Jonathan also said that the N4.226tn budget was N933bn less than the aggregate of the budget for implementation in 2010, which amounted to N5.159,bn.
He said, “There is a deliberate reduction in budgeted expenditure from the N5.16tn approved in the 2010 amendment and supplementary budgets.
“Aggregate expenditure for 2011 is projected at N4.226tn, comprising N196.12bn for statutory transfers; N542.38bn for debt service; N2.481tn for recurrent (non-debt) expenditure and N1.005tn for capital expenditure.
“This represents 18.1 per cent contraction from the N5.159tn appropriated by the 2010 amendment and supplementary budgets.”
Jonathan said the budget was based on an oil projection of 2.3 million barrels per day and a benchmark price of $65 per barrel. The joint venture cash calls were put at $5.4bn, while the projected Gross Domestic Product growth rate was put at seven per cent.

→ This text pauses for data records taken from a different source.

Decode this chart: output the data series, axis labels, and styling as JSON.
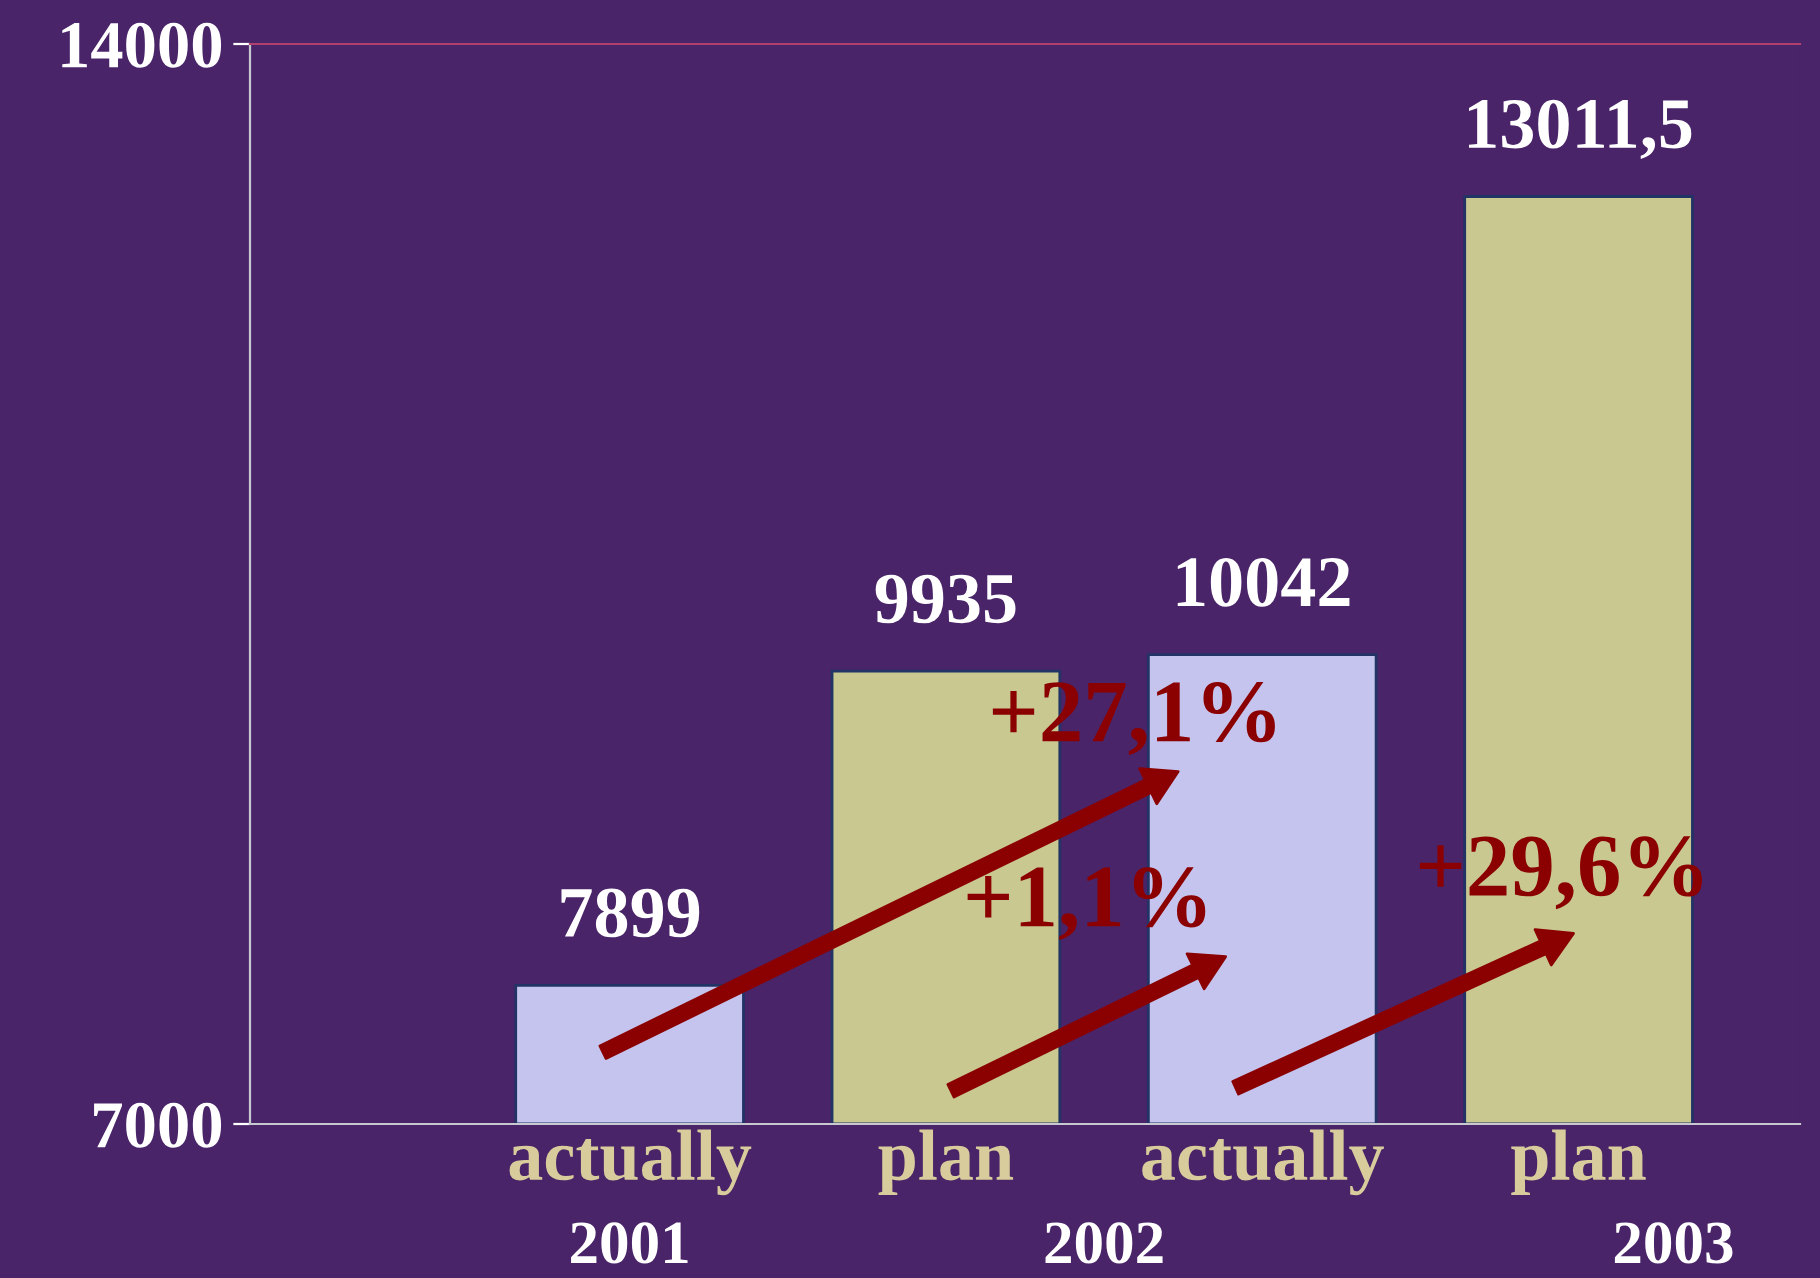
{
  "chart_data": {
    "type": "bar",
    "categories": [
      "actually",
      "plan",
      "actually",
      "plan"
    ],
    "values": [
      7899,
      9935,
      10042,
      13011.5
    ],
    "colors": [
      "#c4c4ee",
      "#c8c890",
      "#c4c4ee",
      "#c8c890"
    ],
    "value_labels": [
      "7899",
      "9935",
      "10042",
      "13011,5"
    ],
    "ylim": [
      7000,
      14000
    ],
    "yticks": [
      7000,
      14000
    ],
    "grid": false,
    "annotations": [
      "2001",
      "2002",
      "2003",
      "+27,1%",
      "+1,1%",
      "+29,6%"
    ]
  }
}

The President further said, “Our expenditure plans indicate that the 2011 fiscal balance will be a projected deficit of 3.62 per cent of GDP. New spending obligations such as the recent public service wage increases have contributed to the size of the deficit.”
While admitting the failure of the 2010 budget, Jonathan said, “A total of N749.75bn had been cash-backed for capital expenditure as at the end of October through the first, second and third quarter capital releases.
“With the fourth quarter releases shortly to be implemented, a total of N900bn will have been released.
“This would compare favourably with any level of capital implementation ever achieved in a 12-month fiscal year. While capital performance varies across the MDAs, the average capital utilisation is just under 50 per cent as at the end of October.”
Meanwhile, the President of the Senate, Mr. David Mark, in his address at the budget presentation, said the legislature would lead the crusade for cuts in recurrent allocations to all government agencies.
Mark, who noted the disproportionate ratio of recurrent and overhead expenditure to capital expenditure, said that members of both chambers of the National Assembly were willing to raise the standard by rising above the formalities of annual budget passage.
He said, ”The National Assembly, in the discharge of its responsibilities, will, from the 2011 Appropriation Bill, re-evaluate these budget aggregates and other major macroeconomic variables across the board for all government MDAs and other arms of government to lower the personnel and overhead expenditures, and improve the level of appropriations for capital expenditures.”
Mark added that the National Assembly would lead the crusade by making the required sacrifice and review downwards the legislature‘s recurrent expenditure, while expecting others to make similar sacrifices.